Q. I'm scheduled to deliver my baby in January, 2014, soon after the new health reform law goes into full effect. Anything I should know about?
A. You couldn't have timed it better. For one thing, the Affordable Care Act requires all new individual health plans to cover maternity and newborn care starting Jan. 1, 2014. That's a huge step forward for women in most states, where right now it can be next to impossible (or in some cases completely impossible) to purchase an individual plan that covers maternity care. (Which, by the way, could run you up to $10,000 for an uncomplicated pregnancy and vaginal delivery, and more if you have any complications or need a Cesarean section.)
If your existing plan doesn't currently cover pregnancy, it won't have to add maternity coverage until it comes up for renewal. So if that occurs any time after your due date you'll be out of luck.

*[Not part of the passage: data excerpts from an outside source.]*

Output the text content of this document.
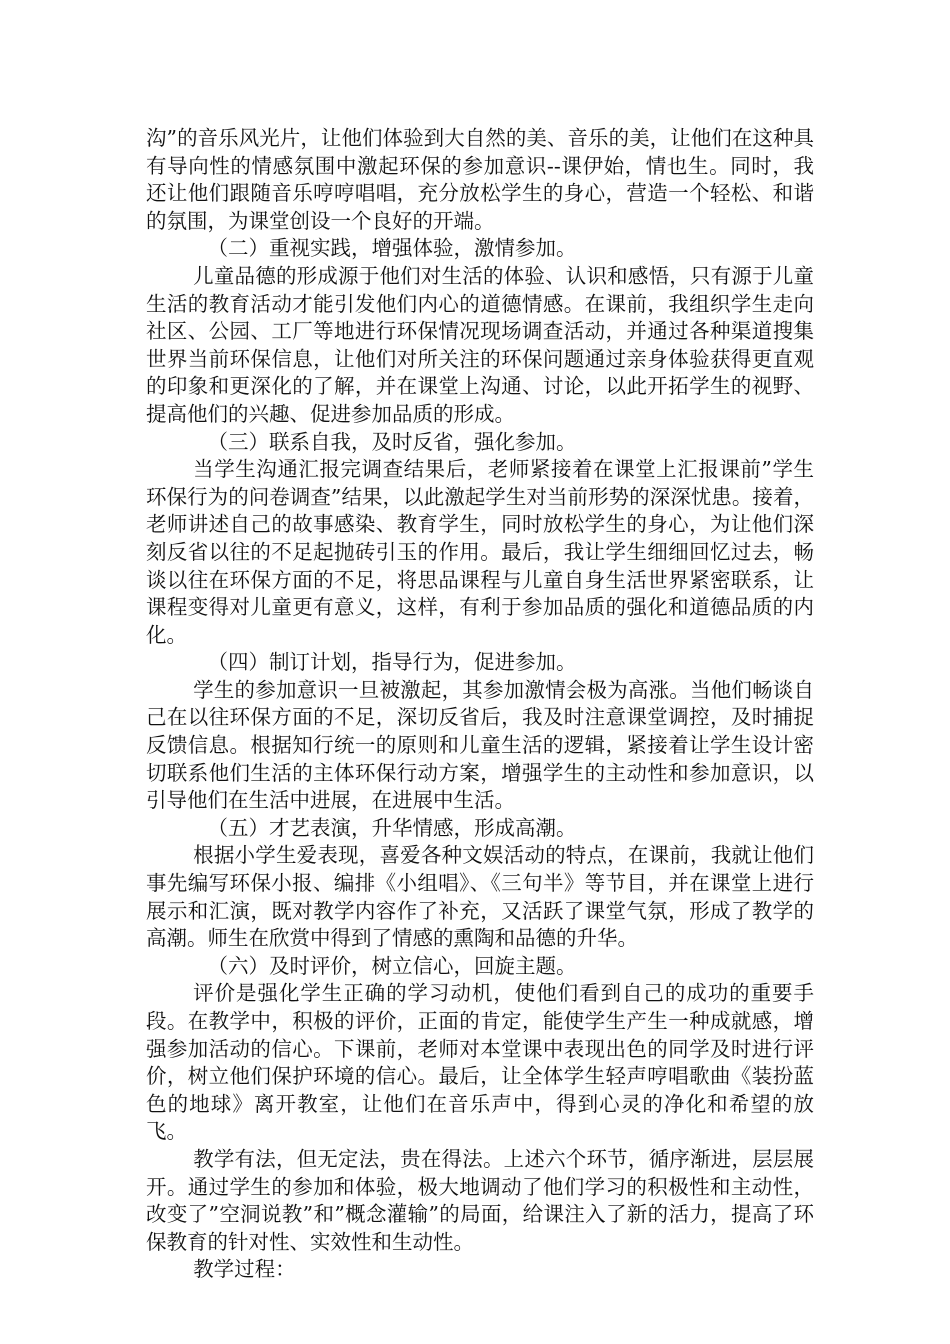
沟”的音乐风光片，让他们体验到大自然的美、音乐的美，让他们在这种具有导向性的情感氛围中激起环保的参加意识--课伊始，情也生。同时，我还让他们跟随音乐哼哼唱唱，充分放松学生的身心，营造一个轻松、和谐的氛围，为课堂创设一个良好的开端。

（二）重视实践，增强体验，激情参加。

儿童品德的形成源于他们对生活的体验、认识和感悟，只有源于儿童生活的教育活动才能引发他们内心的道德情感。在课前，我组织学生走向社区、公园、工厂等地进行环保情况现场调查活动，并通过各种渠道搜集世界当前环保信息，让他们对所关注的环保问题通过亲身体验获得更直观的印象和更深化的了解，并在课堂上沟通、讨论，以此开拓学生的视野、提高他们的兴趣、促进参加品质的形成。

（三）联系自我，及时反省，强化参加。

当学生沟通汇报完调查结果后，老师紧接着在课堂上汇报课前”学生环保行为的问卷调查”结果，以此激起学生对当前形势的深深忧患。接着，老师讲述自己的故事感染、教育学生，同时放松学生的身心，为让他们深刻反省以往的不足起抛砖引玉的作用。最后，我让学生细细回忆过去，畅谈以往在环保方面的不足，将思品课程与儿童自身生活世界紧密联系，让课程变得对儿童更有意义，这样，有利于参加品质的强化和道德品质的内化。

（四）制订计划，指导行为，促进参加。

学生的参加意识一旦被激起，其参加激情会极为高涨。当他们畅谈自己在以往环保方面的不足，深切反省后，我及时注意课堂调控，及时捕捉反馈信息。根据知行统一的原则和儿童生活的逻辑，紧接着让学生设计密切联系他们生活的主体环保行动方案，增强学生的主动性和参加意识，以引导他们在生活中进展，在进展中生活。

（五）才艺表演，升华情感，形成高潮。

根据小学生爱表现，喜爱各种文娱活动的特点，在课前，我就让他们事先编写环保小报、编排《小组唱》、《三句半》等节目，并在课堂上进行展示和汇演，既对教学内容作了补充，又活跃了课堂气氛，形成了教学的高潮。师生在欣赏中得到了情感的熏陶和品德的升华。

（六）及时评价，树立信心，回旋主题。

评价是强化学生正确的学习动机，使他们看到自己的成功的重要手段。在教学中，积极的评价，正面的肯定，能使学生产生一种成就感，增强参加活动的信心。下课前，老师对本堂课中表现出色的同学及时进行评价，树立他们保护环境的信心。最后，让全体学生轻声哼唱歌曲《装扮蓝色的地球》离开教室，让他们在音乐声中，得到心灵的净化和希望的放飞。

教学有法，但无定法，贵在得法。上述六个环节，循序渐进，层层展开。通过学生的参加和体验，极大地调动了他们学习的积极性和主动性，改变了”空洞说教”和”概念灌输”的局面，给课注入了新的活力，提高了环保教育的针对性、实效性和生动性。

教学过程：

But you can easily fix that by purchasing a new policy on your state's new Marketplace during this fall's open enrollment period, which begins Oct. 1.The new plan will automatically include maternity and newborn coverage, and it will kick in on Jan. 1, 2014, which is the date you can cancel your prior coverage. Don't forget to add your newborn to your plan promptly.
Another advantage of switching to a new Marketplace plan is that, depending on your household income, you may be eligible for a new kind of tax credit that you can use right away to help with your insurance premium. Here's more information about how these Marketplaces will work.
See our coverage of Babies & Kids
as well as our guide to health insurance
Once the baby has arrived, your new plan will also cover a bunch of related services at no cost to you beyond your basic premium, again courtesy of Obamacare. These include well-woman visits, screening and counseling for various sexually transmitted diseases, the contraception of your choice, breastfeeding counseling and support, including nursing bras and the rental of a breast pump if you need one.